The fight against corruption, another pillar of PMB’s intentions, has been oscillating between Doyin Okupe’s ‘honest mistake’ and liberty to agent provocateurs like Sambo Dasuki. Mr. Emefiele, the CBN governor, has also recently been in the eye of the storm since he audaciously contemplated contesting for the presidential ticket of the ruling APC, and his misadventure of rebranding the naira, with humongous expenses incurred ‘repainting’ what some people considered an anecdote of widow-dressing a weak dilapidated falling house. The rumoured scandalous trillion naira stamp-duty controversy is another albatross.
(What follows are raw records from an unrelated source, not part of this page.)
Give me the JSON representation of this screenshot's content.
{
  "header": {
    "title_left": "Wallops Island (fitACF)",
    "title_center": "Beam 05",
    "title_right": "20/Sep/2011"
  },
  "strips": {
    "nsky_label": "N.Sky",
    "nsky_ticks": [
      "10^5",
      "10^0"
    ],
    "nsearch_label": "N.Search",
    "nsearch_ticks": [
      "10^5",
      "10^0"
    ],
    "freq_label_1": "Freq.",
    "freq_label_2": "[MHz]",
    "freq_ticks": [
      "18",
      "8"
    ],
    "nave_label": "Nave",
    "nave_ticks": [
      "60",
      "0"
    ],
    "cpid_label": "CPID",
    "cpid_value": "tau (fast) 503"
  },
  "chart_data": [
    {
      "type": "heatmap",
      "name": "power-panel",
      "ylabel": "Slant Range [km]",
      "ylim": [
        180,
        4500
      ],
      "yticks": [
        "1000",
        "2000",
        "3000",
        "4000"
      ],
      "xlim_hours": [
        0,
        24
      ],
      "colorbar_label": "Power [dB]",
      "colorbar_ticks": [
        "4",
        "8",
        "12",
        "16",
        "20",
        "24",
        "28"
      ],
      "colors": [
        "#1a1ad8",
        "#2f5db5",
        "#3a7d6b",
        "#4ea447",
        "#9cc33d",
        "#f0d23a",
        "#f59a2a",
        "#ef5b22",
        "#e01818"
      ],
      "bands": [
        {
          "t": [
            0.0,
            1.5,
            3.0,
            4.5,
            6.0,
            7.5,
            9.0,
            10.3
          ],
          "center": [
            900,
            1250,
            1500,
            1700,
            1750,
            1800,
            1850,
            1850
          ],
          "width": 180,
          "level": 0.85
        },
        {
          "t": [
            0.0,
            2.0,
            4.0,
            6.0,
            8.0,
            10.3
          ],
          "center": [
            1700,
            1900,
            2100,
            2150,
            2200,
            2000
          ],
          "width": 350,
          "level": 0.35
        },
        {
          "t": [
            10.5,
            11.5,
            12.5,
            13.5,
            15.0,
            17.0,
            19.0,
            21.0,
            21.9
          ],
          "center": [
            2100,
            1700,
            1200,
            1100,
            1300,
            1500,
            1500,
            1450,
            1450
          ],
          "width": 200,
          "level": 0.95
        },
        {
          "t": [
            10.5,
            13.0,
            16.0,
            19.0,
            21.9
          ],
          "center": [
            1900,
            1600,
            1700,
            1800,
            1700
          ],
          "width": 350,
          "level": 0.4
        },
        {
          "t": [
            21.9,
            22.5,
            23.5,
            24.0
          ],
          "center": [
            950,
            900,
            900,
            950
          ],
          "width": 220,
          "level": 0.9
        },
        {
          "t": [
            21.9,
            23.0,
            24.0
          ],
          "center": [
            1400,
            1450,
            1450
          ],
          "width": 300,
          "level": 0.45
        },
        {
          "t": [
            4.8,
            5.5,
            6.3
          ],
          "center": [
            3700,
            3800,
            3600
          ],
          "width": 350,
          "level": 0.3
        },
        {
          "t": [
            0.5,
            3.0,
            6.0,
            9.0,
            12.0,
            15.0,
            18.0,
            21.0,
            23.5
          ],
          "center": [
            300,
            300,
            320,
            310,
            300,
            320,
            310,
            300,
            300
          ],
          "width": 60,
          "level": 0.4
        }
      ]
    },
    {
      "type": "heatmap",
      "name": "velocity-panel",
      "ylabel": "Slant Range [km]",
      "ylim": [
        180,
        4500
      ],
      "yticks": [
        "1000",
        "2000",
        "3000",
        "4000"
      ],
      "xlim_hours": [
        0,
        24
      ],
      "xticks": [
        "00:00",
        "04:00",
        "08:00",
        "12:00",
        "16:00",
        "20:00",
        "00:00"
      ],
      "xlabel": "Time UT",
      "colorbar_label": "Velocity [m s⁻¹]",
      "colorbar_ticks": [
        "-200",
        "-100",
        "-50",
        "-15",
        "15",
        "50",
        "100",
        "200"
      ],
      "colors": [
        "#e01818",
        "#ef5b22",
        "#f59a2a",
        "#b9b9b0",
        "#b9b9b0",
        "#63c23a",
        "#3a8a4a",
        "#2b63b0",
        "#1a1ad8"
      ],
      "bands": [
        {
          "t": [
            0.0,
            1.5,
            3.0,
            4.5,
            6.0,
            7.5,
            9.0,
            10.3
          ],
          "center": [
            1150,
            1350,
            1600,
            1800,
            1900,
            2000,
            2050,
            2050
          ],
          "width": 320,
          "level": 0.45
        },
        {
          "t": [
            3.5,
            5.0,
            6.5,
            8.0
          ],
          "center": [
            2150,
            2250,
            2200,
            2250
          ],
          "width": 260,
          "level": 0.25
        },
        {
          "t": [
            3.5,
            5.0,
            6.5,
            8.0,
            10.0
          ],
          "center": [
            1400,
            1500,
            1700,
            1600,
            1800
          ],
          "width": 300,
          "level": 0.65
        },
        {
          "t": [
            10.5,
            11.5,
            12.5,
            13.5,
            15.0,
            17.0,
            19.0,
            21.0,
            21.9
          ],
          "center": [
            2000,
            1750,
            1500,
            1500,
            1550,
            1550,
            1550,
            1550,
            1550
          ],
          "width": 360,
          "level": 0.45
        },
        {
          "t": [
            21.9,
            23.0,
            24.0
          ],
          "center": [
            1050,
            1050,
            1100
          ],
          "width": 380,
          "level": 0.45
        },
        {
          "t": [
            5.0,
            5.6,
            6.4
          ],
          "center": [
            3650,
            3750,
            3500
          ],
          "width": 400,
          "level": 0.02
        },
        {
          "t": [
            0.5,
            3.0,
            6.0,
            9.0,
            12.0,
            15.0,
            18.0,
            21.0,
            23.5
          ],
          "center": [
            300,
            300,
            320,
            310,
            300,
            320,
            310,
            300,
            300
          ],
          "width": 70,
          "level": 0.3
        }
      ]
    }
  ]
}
Violence is pervasive in the country with non-state actors determining the pace for accredited security agents, who would rather maim the innocent as recently re-enacted by ASP Drambi Vandi in the brutal killing of Bolanle Raheem. This is as INEC’s facilities remain under ferocious attacks by agents of political profiteers. Ethnic politics are played by political actors who are set to grab the reins of power again in 2023 for selfish as against collective reasons, as supporters of the candidate of the ruling party at times blamed the incumbent for nepotism.
PMB has assured us that he would relocate from Abuja after his tenure to avoid poking his nose into governance. He should be reminded that we are aware of his absence from governance too long ago because of his old age and failing health. He should tell us whether the number of his cows has increased since his presidency, and what he would be bequeathing to Nigerians who majorly feel let-down by the pains experienced under his government. PMB may have to volunteer a memoir to the world to straighten some of the unsaid that characterised critical periods of his democratic rebirth, most especially the long face he wore during the APC presidential primary election where his wife was a gregarious party woman.
As I desire for PMB the strength to meet the obligations of his ‘Tithes and other duties to his Diocese’ anytime his friend and brother, Bishop Kukah, comes calling, I wish our many readers a prosperous year 2023 in advance!